Summerlin was a former employee of District Attorney Paul Morrison at the Johnson County DA’s office who filed two lawsuits – one for sexual harassment – against Morrison. According to a radio interview given by her in 2006, Morrison made a drunken pass at her at a party in Overland Park in 1991. [Listen to Summerlin’s interview.]
She recalled Morrison telling her, “Don’t get me wrong. I love my wife and kinds, but I’m really attracted to you, and what are we going to do about it?”
Summerland said that his remarks made her very uncomfortable, and she rebuffed his romantic advance.
Summerlin attempted to put the incident behind her, but as time passed, actions and comments made by Morrison made her work environment increasingly hostile.
“I knew he couldn’t stand seeing me every day because he knew what he did,” said Summerlin during the interview.
Later, Morrison gave Summerlin one week to either quit or be fired. She decided to fight.

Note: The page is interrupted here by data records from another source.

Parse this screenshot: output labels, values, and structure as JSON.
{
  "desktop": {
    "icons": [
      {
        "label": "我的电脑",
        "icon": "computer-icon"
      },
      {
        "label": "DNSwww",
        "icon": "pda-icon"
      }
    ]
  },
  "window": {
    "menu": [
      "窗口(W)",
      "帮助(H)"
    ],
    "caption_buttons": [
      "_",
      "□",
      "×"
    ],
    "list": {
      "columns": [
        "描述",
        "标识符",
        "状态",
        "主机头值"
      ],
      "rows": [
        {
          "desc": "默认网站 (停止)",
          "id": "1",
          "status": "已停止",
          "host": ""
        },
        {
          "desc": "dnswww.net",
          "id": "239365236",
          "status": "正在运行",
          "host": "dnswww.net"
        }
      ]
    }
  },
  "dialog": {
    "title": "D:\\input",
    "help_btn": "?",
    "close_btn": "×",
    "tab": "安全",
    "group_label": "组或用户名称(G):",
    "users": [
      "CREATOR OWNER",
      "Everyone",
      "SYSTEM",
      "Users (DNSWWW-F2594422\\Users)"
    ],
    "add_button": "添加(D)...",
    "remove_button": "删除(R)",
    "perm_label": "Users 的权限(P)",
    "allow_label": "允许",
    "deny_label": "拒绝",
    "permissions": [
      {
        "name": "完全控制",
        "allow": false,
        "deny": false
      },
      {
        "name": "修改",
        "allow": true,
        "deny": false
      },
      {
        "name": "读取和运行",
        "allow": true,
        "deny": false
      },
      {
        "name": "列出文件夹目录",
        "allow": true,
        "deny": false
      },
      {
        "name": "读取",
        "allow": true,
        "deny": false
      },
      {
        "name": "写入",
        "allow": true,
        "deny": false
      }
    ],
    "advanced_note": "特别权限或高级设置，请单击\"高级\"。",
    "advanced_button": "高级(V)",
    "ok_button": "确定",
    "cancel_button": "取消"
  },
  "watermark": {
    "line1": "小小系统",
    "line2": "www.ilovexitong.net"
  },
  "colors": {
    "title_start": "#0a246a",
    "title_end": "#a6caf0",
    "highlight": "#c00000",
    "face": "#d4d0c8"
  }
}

Summerlin filed two suits against Morrison, but during the litigation, Morrison took actions that Summerlin that frightened and intimidated her when she found that he had contacted the biological grandparents of a baby Summerlin and her husband were trying to adopt. She wondered, “How far will this man go?”

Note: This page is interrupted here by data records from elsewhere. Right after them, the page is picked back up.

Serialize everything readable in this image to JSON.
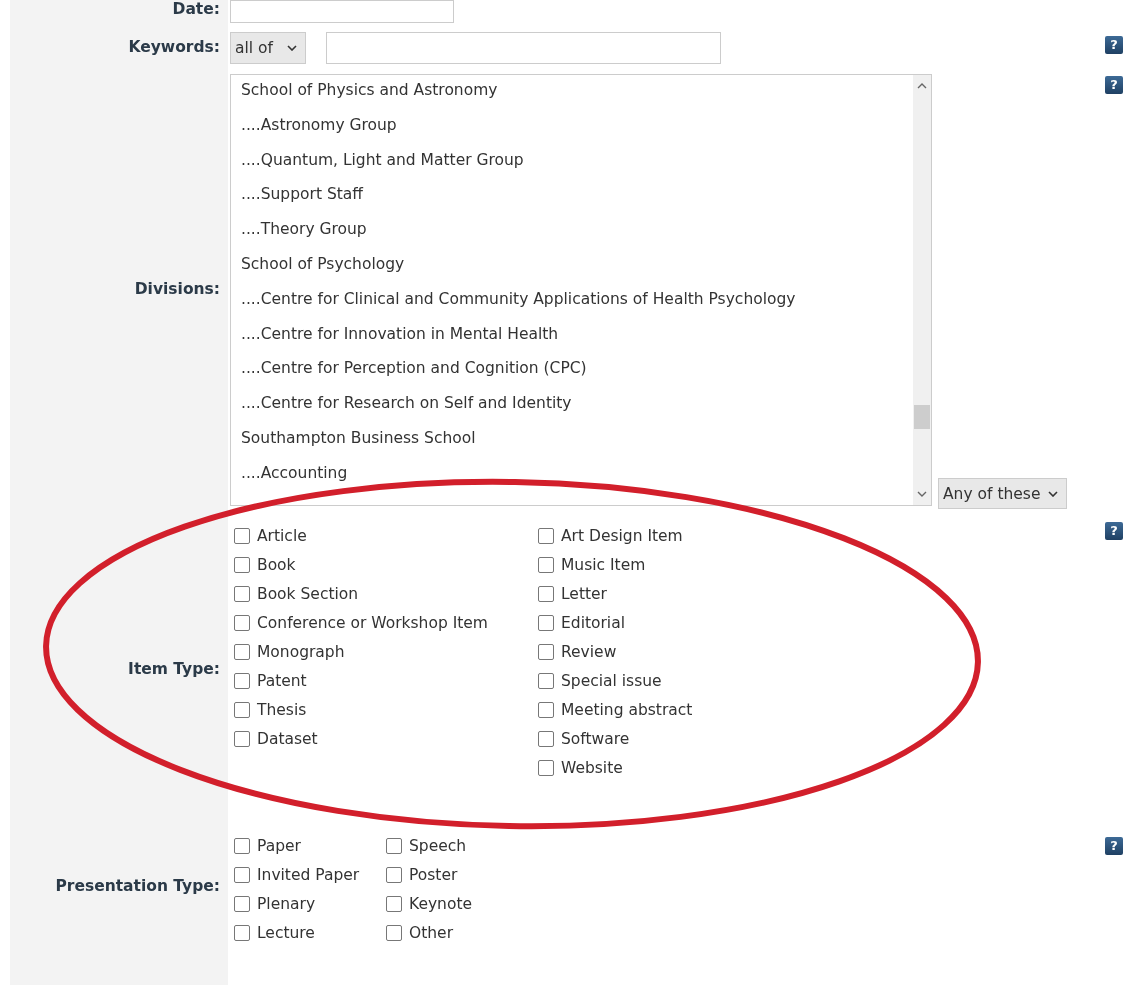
{
  "date": {
    "label": "Date:"
  },
  "keywords": {
    "label": "Keywords:",
    "mode": "all of",
    "help": "?"
  },
  "divisions": {
    "label": "Divisions:",
    "help": "?",
    "match": "Any of these",
    "items": [
      {
        "text": "School of Physics and Astronomy",
        "selected": false
      },
      {
        "text": "....Astronomy Group",
        "selected": false
      },
      {
        "text": "....Quantum, Light and Matter Group",
        "selected": false
      },
      {
        "text": "....Support Staff",
        "selected": false
      },
      {
        "text": "....Theory Group",
        "selected": false
      },
      {
        "text": "School of Psychology",
        "selected": false
      },
      {
        "text": "....Centre for Clinical and Community Applications of Health Psychology",
        "selected": false
      },
      {
        "text": "....Centre for Innovation in Mental Health",
        "selected": false
      },
      {
        "text": "....Centre for Perception and Cognition (CPC)",
        "selected": false
      },
      {
        "text": "....Centre for Research on Self and Identity",
        "selected": false
      },
      {
        "text": "Southampton Business School",
        "selected": false
      },
      {
        "text": "....Accounting",
        "selected": false
      }
    ]
  },
  "item_type": {
    "label": "Item Type:",
    "help": "?",
    "columns": [
      [
        {
          "text": "Article",
          "checked": false
        },
        {
          "text": "Book",
          "checked": false
        },
        {
          "text": "Book Section",
          "checked": false
        },
        {
          "text": "Conference or Workshop Item",
          "checked": false
        },
        {
          "text": "Monograph",
          "checked": false
        },
        {
          "text": "Patent",
          "checked": false
        },
        {
          "text": "Thesis",
          "checked": false
        },
        {
          "text": "Dataset",
          "checked": false
        }
      ],
      [
        {
          "text": "Art Design Item",
          "checked": false
        },
        {
          "text": "Music Item",
          "checked": false
        },
        {
          "text": "Letter",
          "checked": false
        },
        {
          "text": "Editorial",
          "checked": false
        },
        {
          "text": "Review",
          "checked": false
        },
        {
          "text": "Special issue",
          "checked": false
        },
        {
          "text": "Meeting abstract",
          "checked": false
        },
        {
          "text": "Software",
          "checked": false
        },
        {
          "text": "Website",
          "checked": false
        }
      ]
    ]
  },
  "presentation_type": {
    "label": "Presentation Type:",
    "help": "?",
    "columns": [
      [
        {
          "text": "Paper",
          "checked": false
        },
        {
          "text": "Invited Paper",
          "checked": false
        },
        {
          "text": "Plenary",
          "checked": false
        },
        {
          "text": "Lecture",
          "checked": false
        }
      ],
      [
        {
          "text": "Speech",
          "checked": false
        },
        {
          "text": "Poster",
          "checked": false
        },
        {
          "text": "Keynote",
          "checked": false
        },
        {
          "text": "Other",
          "checked": false
        }
      ]
    ]
  }
}
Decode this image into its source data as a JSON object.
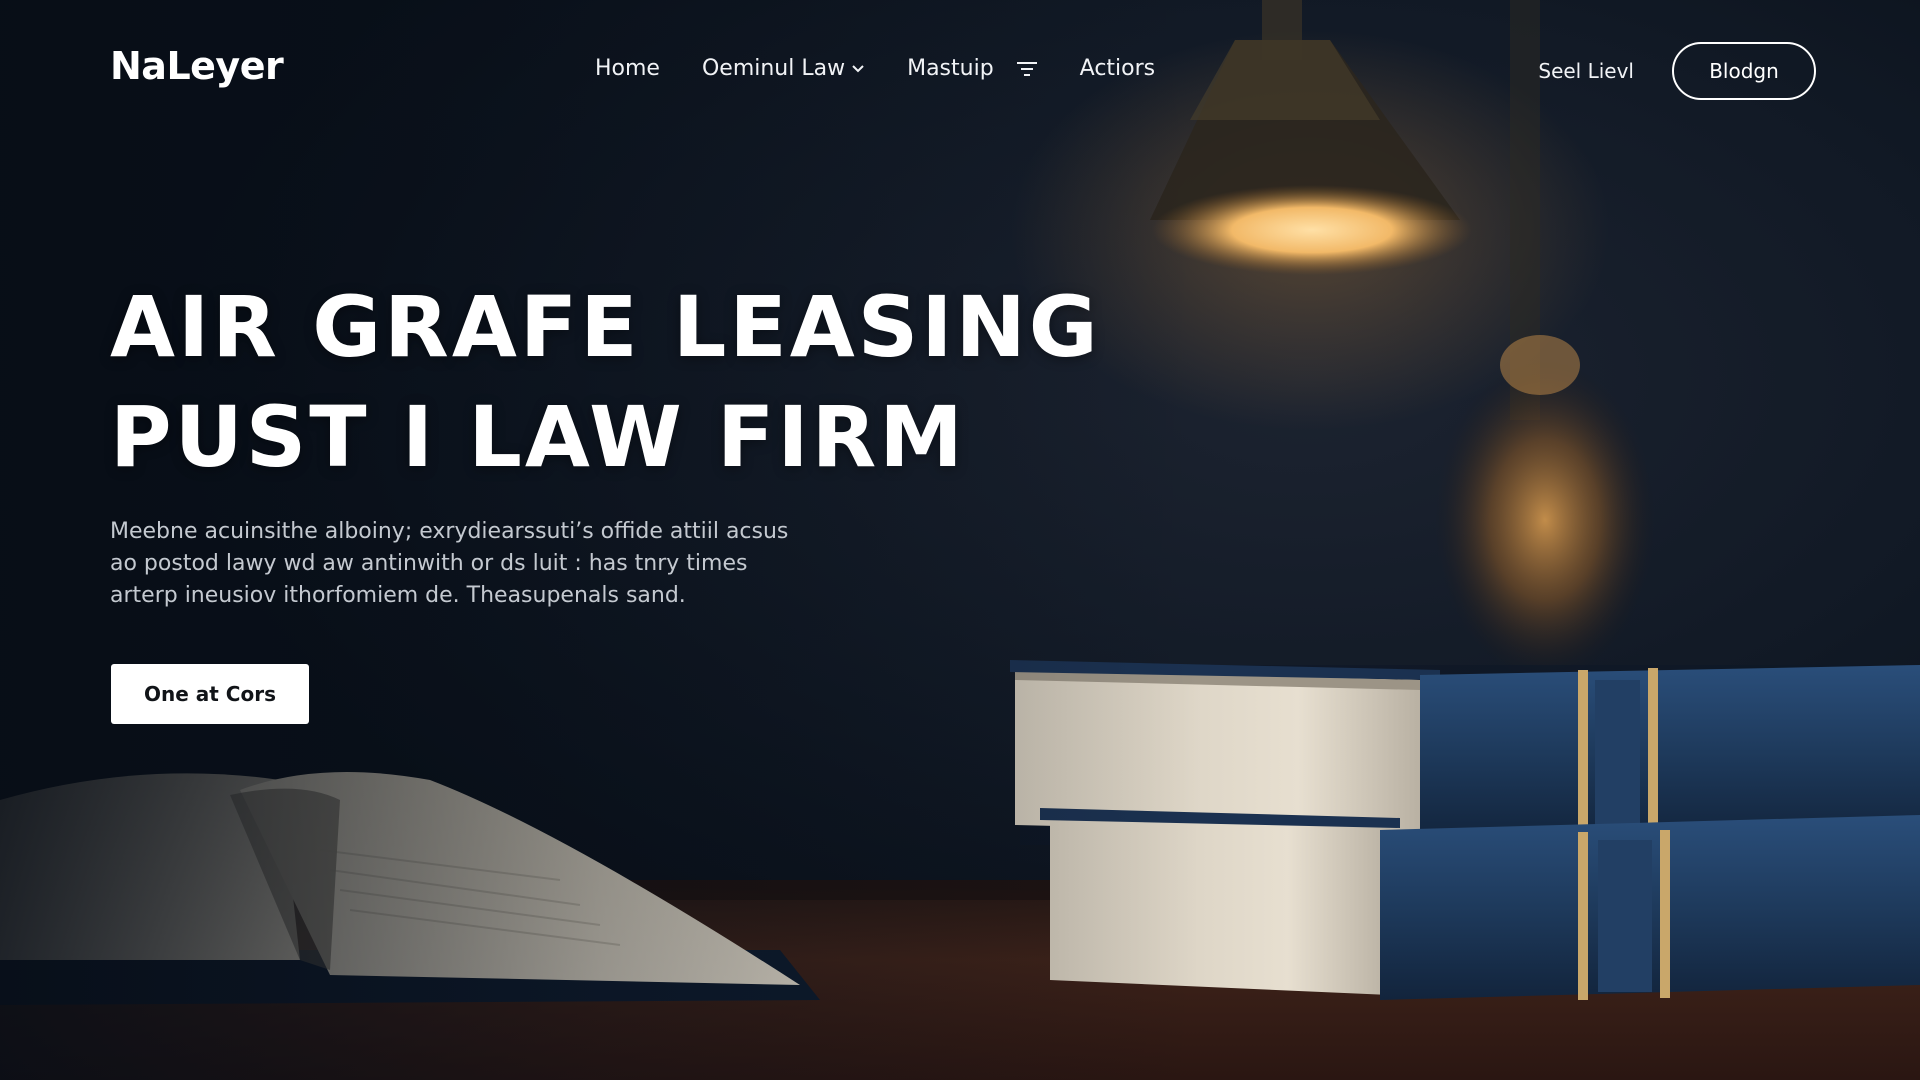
{
  "nav": {
    "logo": "NaLeyer",
    "links": [
      {
        "label": "Home"
      },
      {
        "label": "Oeminul Law",
        "icon": "chevron-down-icon"
      },
      {
        "label": "Mastuip",
        "icon": "filter-lines-icon"
      },
      {
        "label": "Actiors"
      }
    ],
    "secondary_link": "Seel Lievl",
    "button_label": "Blodgn"
  },
  "hero": {
    "title_lines": [
      "AIR GRAFE LEASING",
      "PUST I LAW FIRM"
    ],
    "description_lines": [
      "Meebne acuinsithe alboiny; exrydiearssuti’s offide attiil acsus",
      "ao postod lawy wd aw antinwith or ds luit : has tnry times",
      "arterp ineusiov ithorfomiem de. Theasupenals sand."
    ],
    "cta_label": "One at Cors"
  },
  "colors": {
    "background": "#0c1420",
    "text_primary": "#ffffff",
    "text_muted": "#c4c9d0",
    "book_cover": "#1e3a5c",
    "lamp_glow": "#f2b968",
    "desk": "#3a211a"
  }
}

One of Summerlin’s suits was dismissed. The sexual harassment suit was settled out of court “for peace of mind,” according to Summerlin.

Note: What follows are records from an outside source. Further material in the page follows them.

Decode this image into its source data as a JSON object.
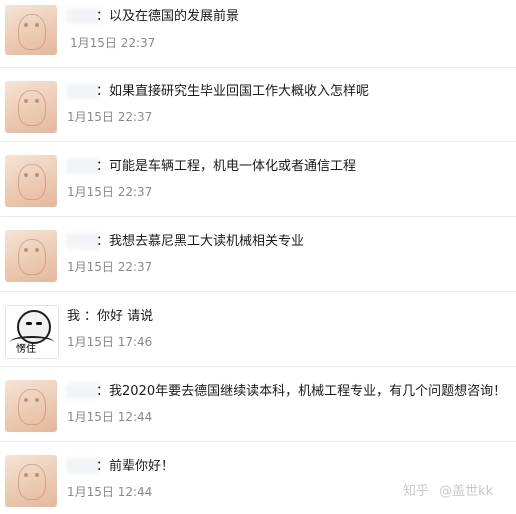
{
  "messages": [
    {
      "text": "：以及在德国的发展前景",
      "time": "1月15日 22:37"
    },
    {
      "text": "：如果直接研究生毕业回国工作大概收入怎样呢",
      "time": "1月15日 22:37"
    },
    {
      "text": "：可能是车辆工程，机电一体化或者通信工程",
      "time": "1月15日 22:37"
    },
    {
      "text": "：我想去慕尼黑工大读机械相关专业",
      "time": "1月15日 22:37"
    },
    {
      "name": "我",
      "text": "：你好 请说",
      "time": "1月15日 17:46",
      "avatar_text": "愣住"
    },
    {
      "text": "：我2020年要去德国继续读本科，机械工程专业，有几个问题想咨询！",
      "time": "1月15日 12:44"
    },
    {
      "text": "：前辈你好！",
      "time": "1月15日 12:44"
    }
  ],
  "watermark": {
    "brand": "知乎",
    "at": "@",
    "author": "盖世kk"
  },
  "icons": {
    "avatar_default": "anime-girl-avatar",
    "avatar_self": "panda-meme-avatar"
  }
}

During the 2006 attorney general campaign, Morrison portrayed himself as a dedicated husband and family man “without of hint of scandal.” Kline called him on that, mentioning the Summerlin case.
Indignant, Morrison’s wife, Joyce, held a press conference denouncing Kline stating, “I don’t know when Phill Kline lost his moral compass.”
Morrison campaign ads condemned Kline’s broaching of the Summerlin subject “sleezy – bottom feeder politics.” Morrison continued to mislead the public by saying he won the Summerlin case and that there was no basis to her accusations. The Wichita Eagle and the Kansas City Star both unmercifully lambasted Kline for mentioning Summerlin. Kline eventually lost his bid for re-election, in part because of these public attacks on him.
During yesterday’s dramatic courtroom testimony from Linda Carter, (who ironically happened to be in an active adulterous sexual relationship with Morrison during that hotly contested 2006 election campaign), Monnat asked Carter if was aware of the Summerlin case, and if Morrison had ever said anything to her about the truth of Summerlin’s charges.
“Yes, he told me the charges were true,” said Carter. There was stunned silence in the courtroom.
So, Summerlin and Kline were both right. Morrison had lied to the public about Summerlin and aired patently false campaign ads attacking Kline that influenced the election. The state’s newspapers almost rabid criticism of Kline, both in news stories and on the editorial pages, was completely unfounded.
Kline testified on Tuesday that after the 2006 campaign, he received a call from Joyce Morrison, Paul’s wife, apologizing for comments she made that were critical of him during that now infamous press conference. She had apparently discovered the truth about her husband, and had the strength of character to admit she was wrong to attack Kline in such a way.
In the end, if the public had heeded the red flag raised by Kline when he mentioned the Summerlin case, perhaps Kansas would have been spared the most unseemly scandal in the state’s history.
Monnat’s question to Carter likely hurt Tiller’s case, which hinges on discrediting Kline in order to persuade the court to supress evidence against Tiller that was gathered by Kline when he was the attorney general. Instead, it showed that Kline is in fact a man of integrity and honesty that does not deserve the harsh treatment in the press that he still endures today. That is certainly something, given his obvious disdain for Kline, that will cause Monnat to rue the question.
Linda Carter’s brave testimony leaves little doubt. It’s time that the Eagle and the Star to release their misguided vendetta that has led to years of what amounts to character assassination against Kline. They should, for the sake of what is decent, follow Joyce Morrison’s example and apologize to both Summerlin and Kline.